In Go, we use int64 for totalDamage to avoid integer overflow, since n and damage[i] can be up to 10^5. The rest of the logic mirrors the Python solution, iterating once and computing the reduction.

Worked Examples

Example 1

damage = [2,7,4,3], armor = 4

Level Damage Max Damage Total Damage Reduction Remaining Health Needed
0 2 2 2
1 7 7 9
2 4 7 13
3 3 7 16

Reduction = min(7,4) = 4

Minimum Health = 16 - 4 + 1 = 13

Example 2

damage = [2,5,3,4], armor = 7

Max damage = 5, reduction = min(5,7) = 5

Total damage = 2+5+3+4 = 14

Minimum Health = 14 - 5 + 1 = 10

Example 3

damage = [3,3,3], armor = 0

Max damage = 3, reduction = min(3,0) = 0

Total damage = 9

Minimum Health = 9 - 0 + 1 = 10

Complexity Analysis

Measure Complexity Explanation
Time O(n) Single pass through the damage array to compute sum and max
Space O(1) Only two variables tracked regardless of input size

This is efficient and scales to the maximum constraint n = 10^5.

Test Cases

# Provided examples
assert Solution().minimumHealth([2,7,4,3], 4) == 13  # Armor used on 4 damage
assert Solution().minimumHealth([2,5,3,4], 7) == 10  # Armor used on 5 damage
assert Solution().minimumHealth([3,3,3], 0) == 10    # No armor

# Edge cases
assert Solution().minimumHealth([0,0,0], 10) == 1     # No damage, minimum health is 1
assert Solution().minimumHealth([10], 10) == 1       # Single level, armor absorbs all damage
assert Solution().minimumHealth([10], 5) == 6        # Single level, partial armor
assert Solution().minimumHealth([1]*100000, 0) == 100001  # Large input, no armor
assert Solution().minimumHealth([100000]*100000, 100000) == 9999900001  # Large numbers
Test Why
[2,7,4,3], 4 Normal case with partial armor usage
[2,5,3,4], 7 Normal case, armor exceeds max damage
[3,3,3], 0 No armor
[0,0,0], 10 No damage, health should be minimum 1
[10], 10 Single level, armor fully absorbs
[10], 5 Single level, armor partially absorbs
[1]*100000, 0 Stress test with maximum n
[100000]*100000, 100000 Stress test with maximum values

Edge Cases

Edge Case 1: Armor is zero

If armor = 0, the algorithm naturally reduces to summing all damage and adding 1, which is correct since armor provides no benefit. This prevents negative reduction or miscalculations.
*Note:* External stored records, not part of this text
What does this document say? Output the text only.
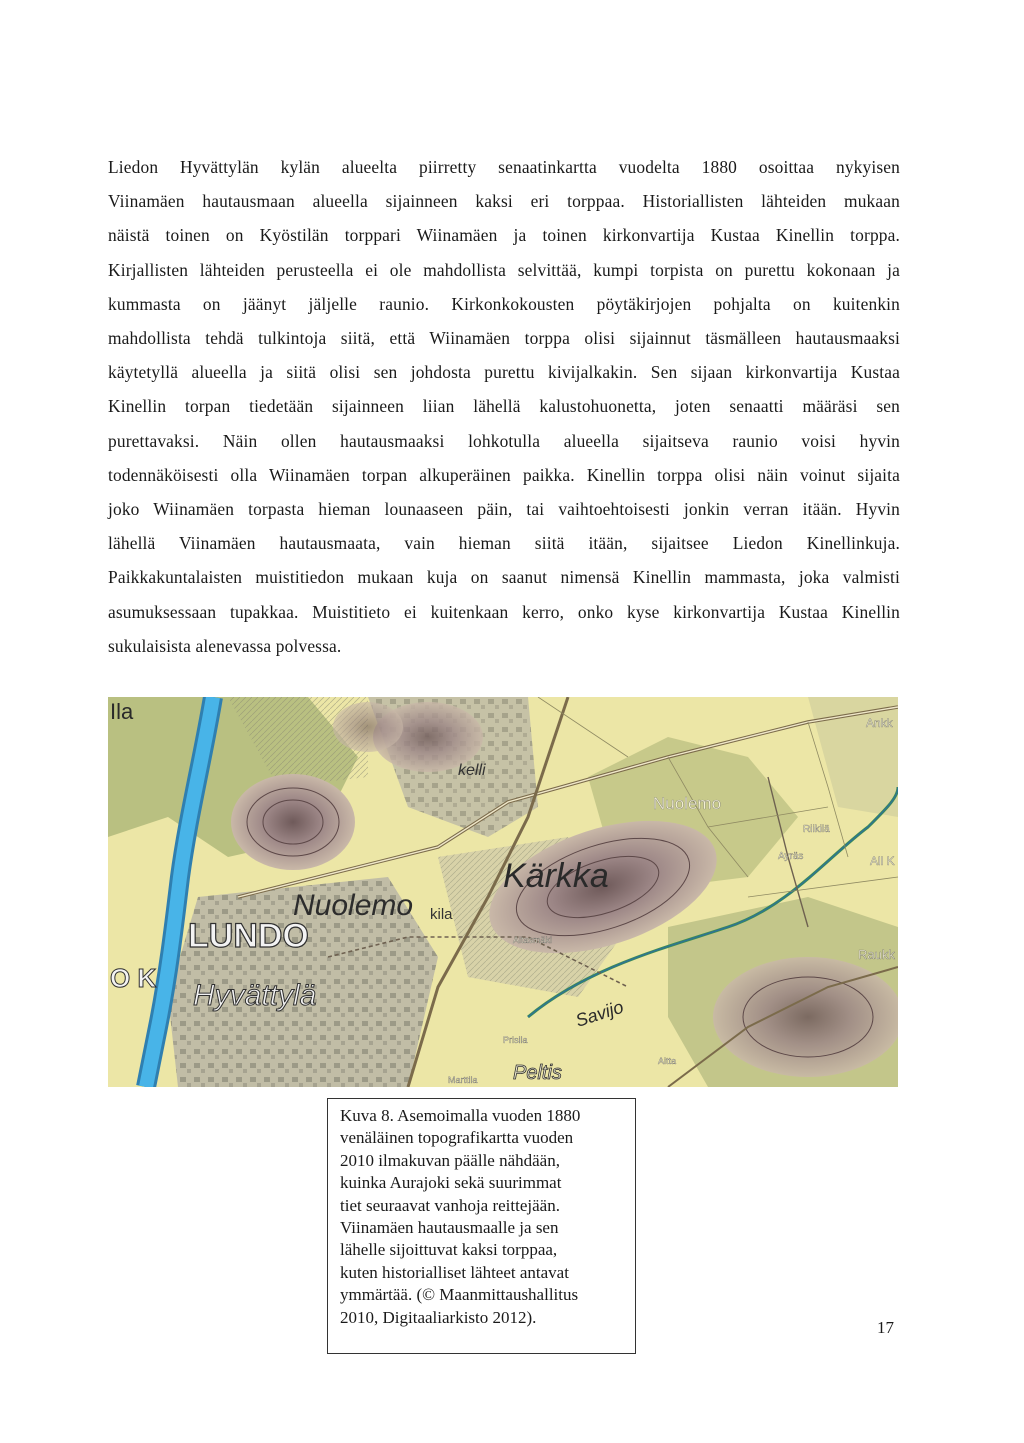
Liedon Hyvättylän kylän alueelta piirretty senaatinkartta vuodelta 1880 osoittaa nykyisen
Viinamäen hautausmaan alueella sijainneen kaksi eri torppaa. Historiallisten lähteiden mukaan
näistä toinen on Kyöstilän torppari Wiinamäen ja toinen kirkonvartija Kustaa Kinellin torppa.
Kirjallisten lähteiden perusteella ei ole mahdollista selvittää, kumpi torpista on purettu kokonaan ja
kummasta on jäänyt jäljelle raunio. Kirkonkokousten pöytäkirjojen pohjalta on kuitenkin
mahdollista tehdä tulkintoja siitä, että Wiinamäen torppa olisi sijainnut täsmälleen hautausmaaksi
käytetyllä alueella ja siitä olisi sen johdosta purettu kivijalkakin. Sen sijaan kirkonvartija Kustaa
Kinellin torpan tiedetään sijainneen liian lähellä kalustohuonetta, joten senaatti määräsi sen
purettavaksi. Näin ollen hautausmaaksi lohkotulla alueella sijaitseva raunio voisi hyvin
todennäköisesti olla Wiinamäen torpan alkuperäinen paikka. Kinellin torppa olisi näin voinut sijaita
joko Wiinamäen torpasta hieman lounaaseen päin, tai vaihtoehtoisesti jonkin verran itään. Hyvin
lähellä Viinamäen hautausmaata, vain hieman siitä itään, sijaitsee Liedon Kinellinkuja.
Paikkakuntalaisten muistitiedon mukaan kuja on saanut nimensä Kinellin mammasta, joka valmisti
asumuksessaan tupakkaa. Muistitieto ei kuitenkaan kerro, onko kyse kirkonvartija Kustaa Kinellin
sukulaisista alenevassa polvessa.
Nuolemo
Nuolemo
LUNDO
Hyvättylä
Kärkka
Peltis
Ankk
Riikilä
Ayräs
Raukk
kelli
All K
Ila
O K
kila
Aitasmäki
Prisila
Aitta
Marttila
Savijo
Kuva 8. Asemoimalla vuoden 1880
venäläinen topografikartta vuoden
2010 ilmakuvan päälle nähdään,
kuinka Aurajoki sekä suurimmat
tiet seuraavat vanhoja reittejään.
Viinamäen hautausmaalle ja sen
lähelle sijoittuvat kaksi torppaa,
kuten historialliset lähteet antavat
ymmärtää. (© Maanmittaushallitus
2010, Digitaaliarkisto 2012).
17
Edge Case 2: Single level game

With n = 1, the algorithm correctly identifies whether armor can completely absorb the single damage. The min(max_damage, armor) ensures proper computation.

Edge Case 3: All zero damage

If every level has damage[i] = 0, the algorithm returns 1 as the minimum starting health. This ensures health remains positive even if no damage is taken, satisfying the game requirement.